Sebastian vio cómo Herman Fleischer tragaba el último pedazo de salchichón y cuidadosamente guardaba el resto en su mochila. Se puso de pie y habló con el hombre que manejaba el timón y los dos escudriñaron hacia adelante.

—Hemos llegado —dijo el primo de Mohammed y se quitó la capa de encima de la cabeza. El pequeño racimo de cargadores se agitó despertándose y Sebastian se puso de pie con ellos.

Esta vez sabía hacia dónde debía mirar y vio la confusa silueta del Blücher acechando bajo su camuflaje. Desde el agua se veía monumental, y Sebastian sintió una especie de hormigueo en la columna vertebral cuando recordó la última vez que lo había visto desde ese ángulo, avanzando con impulso para embestirlos con aquella proa como un hacha afilada. Pero ahora flotaba de costado, pesadamente escorado.

—El barco está inclinado.

—Sí —confirmó el primo de Mohammed—. Los alemanes lo quieren así. Se ha cargado una gran cantidad de madera, han movido todo para que esté inclinado.

—¿Por qué?

El hombre se encogió de hombros y señaló con su mentón.

—Han levantado su panza del agua; mire cómo trabajan con fuego en los agujeros que tiene en la cubierta.

Como pequeños escarabajos, los hombres pululaban en el expuesto casco e, incluso en el brillante resplandor del mediodía, las lámparas soldadoras brillaban con su llama blanca azulada.
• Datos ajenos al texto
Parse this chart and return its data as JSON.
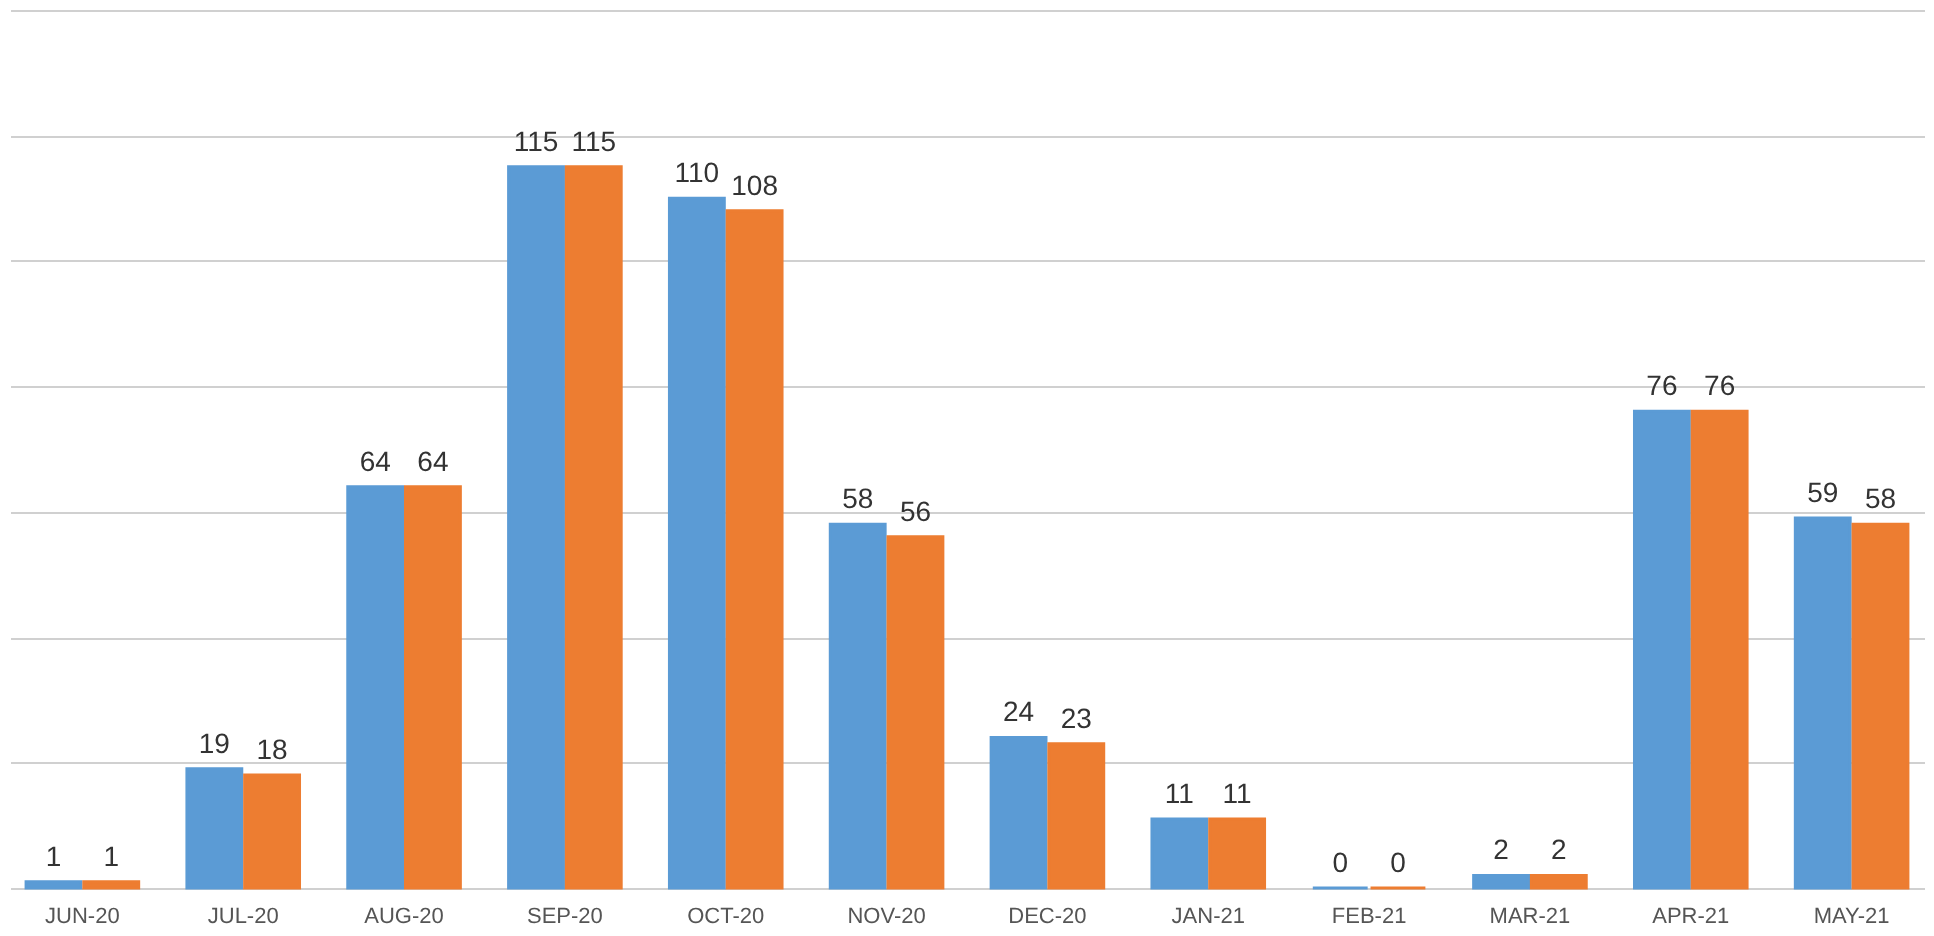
{
  "chart_data": {
    "type": "bar",
    "categories": [
      "JUN-20",
      "JUL-20",
      "AUG-20",
      "SEP-20",
      "OCT-20",
      "NOV-20",
      "DEC-20",
      "JAN-21",
      "FEB-21",
      "MAR-21",
      "APR-21",
      "MAY-21"
    ],
    "series": [
      {
        "color": "#5b9bd5",
        "values": [
          1,
          19,
          64,
          115,
          110,
          58,
          24,
          11,
          0,
          2,
          76,
          59
        ]
      },
      {
        "color": "#ed7d31",
        "values": [
          1,
          18,
          64,
          115,
          108,
          56,
          23,
          11,
          0,
          2,
          76,
          58
        ]
      }
    ],
    "ylim": [
      0,
      140
    ],
    "yticks": [
      {
        "value": 0,
        "label": null
      },
      {
        "value": 20,
        "label": null
      },
      {
        "value": 40,
        "label": null
      },
      {
        "value": 60,
        "label": null
      },
      {
        "value": 80,
        "label": null
      },
      {
        "value": 100,
        "label": null
      },
      {
        "value": 120,
        "label": null
      },
      {
        "value": 140,
        "label": null
      }
    ],
    "grid": "y",
    "tick_labels": "x",
    "data_labels": true,
    "legend": false
  }
}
El nuevo blindaje era claramente visible, con su revestimiento de óxido de zinc pintado de marrón en contraste con el gris de barco de guerra de la cubierta original.

Mientras la lancha se aproximaba, Sebastian estudió cuidadosamente el trabajo. Pudo ver que estaba a punto de terminarse; los soldadores trabajaban en las últimas juntas del nuevo blindaje. También había pintores cubriendo el óxido rojo con el gris mate de la última capa.

Las marcas como de viruela de los proyectiles en la obra muerta del buque estaban cubiertas y también allí había algunos hombres en andamios de tablones y sogas, subiendo y bajando los brazos mientras pintaban con brochas.

Un clima de animación e intensa actividad se había apoderado del Blücher. Por todos lados, los hombres se movían en miles de tareas diferentes; mientras los uniformes de los oficiales eran incansables puntos blancos yendo y viniendo por las cubiertas.

—¿Han conseguido cerrar todos los agujeros del casco? —preguntó Sebastian.

—Todos —confirmó el primo de Mohammed—. Mire cómo escupe el agua que tenía en las entrañas. —Por una docena de troneras de desagüe, las bombas del Blücher expelían gruesos chorros de agua marrón mientras vaciaba sus compartimientos inundados.

—Hay humo en las chimeneas —exclamó Sebastian, al darse cuenta por primera vez del débil resplandor de calor en las bocas de las chimeneas.

—Sí. Han prendido fuego en las cajas de hierro que tienen adentro. Mi hermano Walaka trabaja allí ahora. Está ayudando a atender el fuego. Al principio los fuegos eran pequeños, pero cada día los prenden más altos.

Sebastian asintió. Sabía que llevaba tiempo calentar los hornos sin resquebrajar la arcilla refractaria de su revestimiento.

La lancha avanzó y golpeó contra el alto costado del crucero.

—Vamos —le dijo el primo de Mohammed—. Debemos trepar y trabajar con la cuadrilla llevando la madera dentro del barco. Allá arriba verá más.

Una nueva ola de terror inundó a Sebastian. No quería subir allí arriba y encontrarse en medio del enemigo. Pero su guía ya estaba trepando por la escalerilla que colgaba de uno de los costados del Blücher.

Sebastian se ajustó la «vaina de pene», levantó su capa, inhaló profundamente y lo siguió.